ビレッジツーリズムとは何か。簡単に言えば「村の生活を観光によって成り立たせる」ことだが、従来の観光開発のように、村の生活を一変させてしまうような大型観光施設を作ったりはしない。村の伝統的な文化、生活、習慣、そして自然環境を守り、それをホームステイなどを通して見せ、体験してもらうことによって、現金収入を得て村を維持していく、その仕組み作りのことだと私は思う。
ネパールでビレッジツーリズムが始まったのは、10年ほど前だ。グルカ兵として出稼ぎが多かったあるグルン族の村が、出稼ぎで稼いだお金を資金にホームステイができるよう、村を挙げて取り組み、欧米人を中心に観光客を招いた。それが、弊社のパンフレット『風のネパール』にも掲載している『シルバリリゾート』である。おそらく、これがネパールのビレッジツーリズムの始まりだと思う。既に今年は14の村がモデル地区に指定され、来年のネパール観光年ではビレッジツーリズムが大きく取り上げられると聞いている。

本当に大切なものを見失わないために

「村の伝統的な文化、生活、習慣の保全」を図るといっても、道ができればバスが通り、町に出やすくなるし病院にも行ける。だから道は欲しい。だが、そうなれば村に物がどんどん入ってきて、家の屋根はトタンになり、壁はコンクリートになって伝統は崩れていくかもしれない。事実、先行してビレッジツーリズムを謳ってきた村では、そうなってきているところもある。しかし、村人に「豊かになるな!」などとは誰もいえない。
出稼ぎをしなくても家族が一緒に暮らせる、居心地のいい素敵な村を作っていく、という大きな目標を見失わないよう、矛盾を調整しながら、何が大切か1つ1つ検証して前に進まなくてはならない。

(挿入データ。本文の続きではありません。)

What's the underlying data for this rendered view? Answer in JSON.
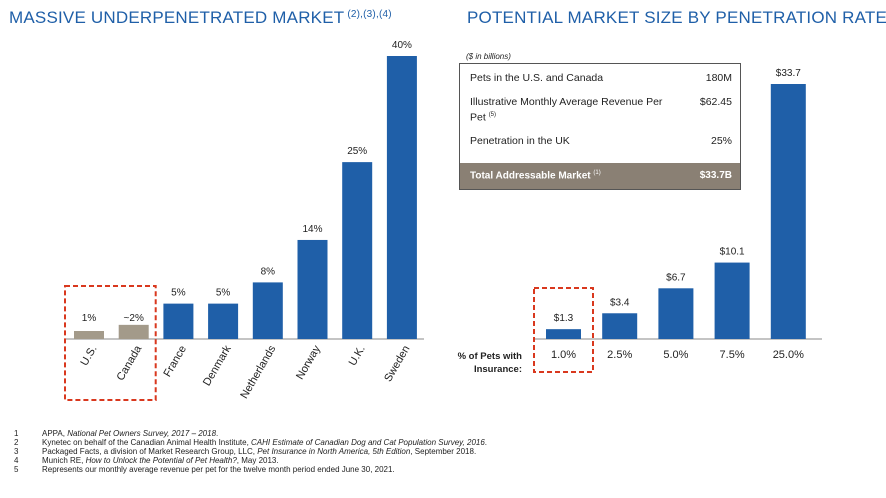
{
  "left_title": {
    "text": "MASSIVE UNDERPENETRATED MARKET",
    "refs": "(2),(3),(4)"
  },
  "right_title": {
    "text": "POTENTIAL MARKET SIZE BY PENETRATION RATE"
  },
  "colors": {
    "title": "#1f5fa8",
    "bar": "#1f5fa8",
    "bar_muted": "#a39a8a",
    "highlight_box": "#d9381e",
    "total_row": "#8a8074"
  },
  "market_table": {
    "units": "($ in billions)",
    "rows": [
      {
        "label": "Pets in the U.S. and Canada",
        "value": "180M",
        "ref": ""
      },
      {
        "label": "Illustrative Monthly Average Revenue Per Pet",
        "value": "$62.45",
        "ref": "(5)"
      },
      {
        "label": "Penetration in the UK",
        "value": "25%",
        "ref": ""
      }
    ],
    "total": {
      "label": "Total Addressable Market",
      "ref": "(1)",
      "value": "$33.7B"
    }
  },
  "insurance_label": [
    "% of Pets with",
    "Insurance:"
  ],
  "chart_data": [
    {
      "type": "bar",
      "title": "MASSIVE UNDERPENETRATED MARKET",
      "categories": [
        "U.S.",
        "Canada",
        "France",
        "Denmark",
        "Netherlands",
        "Norway",
        "U.K.",
        "Sweden"
      ],
      "values": [
        1,
        2,
        5,
        5,
        8,
        14,
        25,
        40
      ],
      "data_labels": [
        "1%",
        "~2%",
        "5%",
        "5%",
        "8%",
        "14%",
        "25%",
        "40%"
      ],
      "highlighted": [
        "U.S.",
        "Canada"
      ],
      "ylim": [
        0,
        40
      ],
      "grid": false
    },
    {
      "type": "bar",
      "title": "POTENTIAL MARKET SIZE BY PENETRATION RATE",
      "categories": [
        "1.0%",
        "2.5%",
        "5.0%",
        "7.5%",
        "25.0%"
      ],
      "values": [
        1.3,
        3.4,
        6.7,
        10.1,
        33.7
      ],
      "data_labels": [
        "$1.3",
        "$3.4",
        "$6.7",
        "$10.1",
        "$33.7"
      ],
      "highlighted": [
        "1.0%"
      ],
      "ylim": [
        0,
        33.7
      ],
      "grid": false
    }
  ],
  "footnotes": [
    {
      "num": "1",
      "parts": [
        {
          "text": "APPA, ",
          "italic": false
        },
        {
          "text": "National Pet Owners Survey, 2017 – 2018",
          "italic": true
        },
        {
          "text": ".",
          "italic": false
        }
      ]
    },
    {
      "num": "2",
      "parts": [
        {
          "text": "Kynetec on behalf of the Canadian Animal Health Institute, ",
          "italic": false
        },
        {
          "text": "CAHI Estimate of Canadian Dog and Cat Population Survey, 2016",
          "italic": true
        },
        {
          "text": ".",
          "italic": false
        }
      ]
    },
    {
      "num": "3",
      "parts": [
        {
          "text": "Packaged Facts, a division of Market Research Group, LLC, ",
          "italic": false
        },
        {
          "text": "Pet Insurance in North America, 5th Edition",
          "italic": true
        },
        {
          "text": ", September 2018.",
          "italic": false
        }
      ]
    },
    {
      "num": "4",
      "parts": [
        {
          "text": "Munich RE, ",
          "italic": false
        },
        {
          "text": "How to Unlock the Potential of Pet Health?",
          "italic": true
        },
        {
          "text": ", May 2013.",
          "italic": false
        }
      ]
    },
    {
      "num": "5",
      "parts": [
        {
          "text": "Represents our monthly average revenue per pet for the twelve month period ended June 30, 2021.",
          "italic": false
        }
      ]
    }
  ]
}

ときとして、観光業者は破壊者になってしまうケースがある。私たちはそのことに自覚的でなくてはならない。
トレッキングガイドが本業のネパール支店スタッフ、ピタンバル・グルンは、文京学院大学を担当したことを契機に、ビレッジツーリズムを風の旅行社でやろうと張り切っている。是非、応援していきたい。